Chan CJ has clarified that directors are not under an obligation to disclose information that is merely trade-sensitive, ie information that may influence persons who commonly invest in securities in deciding whether to subscribe for, buy or sell securities. The obligation is to disclose information that is materially price-sensitive in the sense that the information must be likely to effect a significant change in the price or value of an issuer’s securities. As Chan CJ held, this ensures that “issuers are not unduly burdened by having to disclose every kind of information, however trivial, that may be likely to have an effect – but not a material effect – on the price of their securities”. The key consideration is the materiality of the information in question.
In situations where the likely market impact of information is unclear and a board is uncertain as to whether disclosure of the information is required, it is not unreasonable, and would in fact be prudent, for a board to take independent legal advice on the question of whether disclosure should be made. In this connection, Chan CJ accepted Madhavan’s argument that it was not unreasonable for Airocean to be cautious and to seek independent legal advice as to whether disclosure should be made as a misjudged disclosure can be as detrimental to the interests of the company and the shareholders as material non-disclosure.

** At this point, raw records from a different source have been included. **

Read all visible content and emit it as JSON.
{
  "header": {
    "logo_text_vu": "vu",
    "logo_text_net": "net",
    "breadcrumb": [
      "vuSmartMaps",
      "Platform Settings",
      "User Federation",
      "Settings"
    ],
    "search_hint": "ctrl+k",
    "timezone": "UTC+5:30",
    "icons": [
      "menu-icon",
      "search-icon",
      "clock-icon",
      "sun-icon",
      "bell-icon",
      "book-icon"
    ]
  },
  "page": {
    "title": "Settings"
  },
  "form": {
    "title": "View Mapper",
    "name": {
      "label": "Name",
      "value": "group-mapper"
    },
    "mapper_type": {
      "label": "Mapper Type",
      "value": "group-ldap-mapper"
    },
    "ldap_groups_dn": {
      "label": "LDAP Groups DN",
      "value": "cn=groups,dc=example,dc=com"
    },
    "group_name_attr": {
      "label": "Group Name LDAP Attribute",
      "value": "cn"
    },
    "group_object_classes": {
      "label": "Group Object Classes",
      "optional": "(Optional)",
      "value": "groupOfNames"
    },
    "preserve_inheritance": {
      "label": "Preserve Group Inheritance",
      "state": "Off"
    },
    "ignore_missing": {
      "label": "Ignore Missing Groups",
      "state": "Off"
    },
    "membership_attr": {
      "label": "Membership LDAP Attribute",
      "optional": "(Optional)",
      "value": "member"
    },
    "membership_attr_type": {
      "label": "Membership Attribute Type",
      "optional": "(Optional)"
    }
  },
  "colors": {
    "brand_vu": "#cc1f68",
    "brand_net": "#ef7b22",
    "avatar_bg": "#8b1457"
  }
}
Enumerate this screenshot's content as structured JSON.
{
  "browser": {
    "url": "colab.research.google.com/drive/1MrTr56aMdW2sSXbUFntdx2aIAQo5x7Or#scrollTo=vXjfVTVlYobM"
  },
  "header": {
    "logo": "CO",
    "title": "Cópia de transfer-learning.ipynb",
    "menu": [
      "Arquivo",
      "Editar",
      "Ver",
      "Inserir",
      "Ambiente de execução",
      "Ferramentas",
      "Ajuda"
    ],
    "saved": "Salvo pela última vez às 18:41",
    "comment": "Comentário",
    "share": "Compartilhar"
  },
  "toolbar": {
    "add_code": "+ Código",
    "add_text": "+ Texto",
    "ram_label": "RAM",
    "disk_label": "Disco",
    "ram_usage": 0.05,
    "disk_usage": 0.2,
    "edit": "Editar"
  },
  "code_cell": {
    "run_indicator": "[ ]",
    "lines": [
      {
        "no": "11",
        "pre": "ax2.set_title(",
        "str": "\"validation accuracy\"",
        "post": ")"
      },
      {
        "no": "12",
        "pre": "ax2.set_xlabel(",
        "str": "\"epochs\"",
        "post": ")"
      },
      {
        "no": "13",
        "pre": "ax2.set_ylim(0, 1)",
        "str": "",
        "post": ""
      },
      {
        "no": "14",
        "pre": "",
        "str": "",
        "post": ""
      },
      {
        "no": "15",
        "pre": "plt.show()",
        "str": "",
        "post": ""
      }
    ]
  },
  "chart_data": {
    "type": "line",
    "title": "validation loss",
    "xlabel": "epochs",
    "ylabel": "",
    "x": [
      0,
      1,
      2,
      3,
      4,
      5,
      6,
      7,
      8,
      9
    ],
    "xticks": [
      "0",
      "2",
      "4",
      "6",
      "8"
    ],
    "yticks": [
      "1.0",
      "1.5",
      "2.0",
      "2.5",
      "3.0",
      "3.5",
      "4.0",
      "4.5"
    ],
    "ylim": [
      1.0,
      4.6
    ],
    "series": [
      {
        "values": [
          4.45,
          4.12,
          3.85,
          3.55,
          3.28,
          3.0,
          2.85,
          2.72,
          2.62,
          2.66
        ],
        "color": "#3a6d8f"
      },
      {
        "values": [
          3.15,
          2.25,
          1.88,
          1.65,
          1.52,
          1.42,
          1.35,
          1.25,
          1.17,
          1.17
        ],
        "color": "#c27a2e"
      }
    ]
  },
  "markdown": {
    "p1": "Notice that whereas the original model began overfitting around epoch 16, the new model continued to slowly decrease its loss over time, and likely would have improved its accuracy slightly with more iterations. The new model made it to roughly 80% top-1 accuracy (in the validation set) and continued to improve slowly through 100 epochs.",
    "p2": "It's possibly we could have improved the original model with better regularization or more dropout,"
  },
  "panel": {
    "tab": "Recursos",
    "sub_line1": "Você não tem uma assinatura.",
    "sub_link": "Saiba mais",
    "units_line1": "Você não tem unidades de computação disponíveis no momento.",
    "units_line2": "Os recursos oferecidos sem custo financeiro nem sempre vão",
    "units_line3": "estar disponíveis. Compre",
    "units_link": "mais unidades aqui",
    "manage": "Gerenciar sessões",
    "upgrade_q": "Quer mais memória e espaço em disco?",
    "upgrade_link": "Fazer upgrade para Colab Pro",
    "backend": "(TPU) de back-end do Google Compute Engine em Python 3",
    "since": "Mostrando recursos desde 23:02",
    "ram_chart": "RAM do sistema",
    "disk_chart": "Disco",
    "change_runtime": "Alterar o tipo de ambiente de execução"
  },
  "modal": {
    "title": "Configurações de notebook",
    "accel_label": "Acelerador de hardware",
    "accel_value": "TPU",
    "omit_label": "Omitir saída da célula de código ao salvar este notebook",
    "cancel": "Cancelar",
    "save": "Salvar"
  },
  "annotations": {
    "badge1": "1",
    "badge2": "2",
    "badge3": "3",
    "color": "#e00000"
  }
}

In this context, Chan CJ held that a board is not under any obligation to question the legal advice that it receives unless such advice is manifestly absurd, irrational or wrong. That being said, Chan CJ’s decision should not be taken to mean that boards can simply refer the matter to lawyers and wash their hands of the matter. The board is required to exercise independent judgment at every step of the way, ie first, in determining whether disclosure is required having regard to the nature of the information and the circumstances and facts of the particular case, second, in determining whether legal advice should be taken, third, in determining whether the advice that is obtained is manifestly absurd, irrational or wrong and should be disregarded and whether a second opinion should be sought and fourth, whether disclosure should be made having regard to any legal advice that has been sought and obtained and in all the circumstances of the particular case.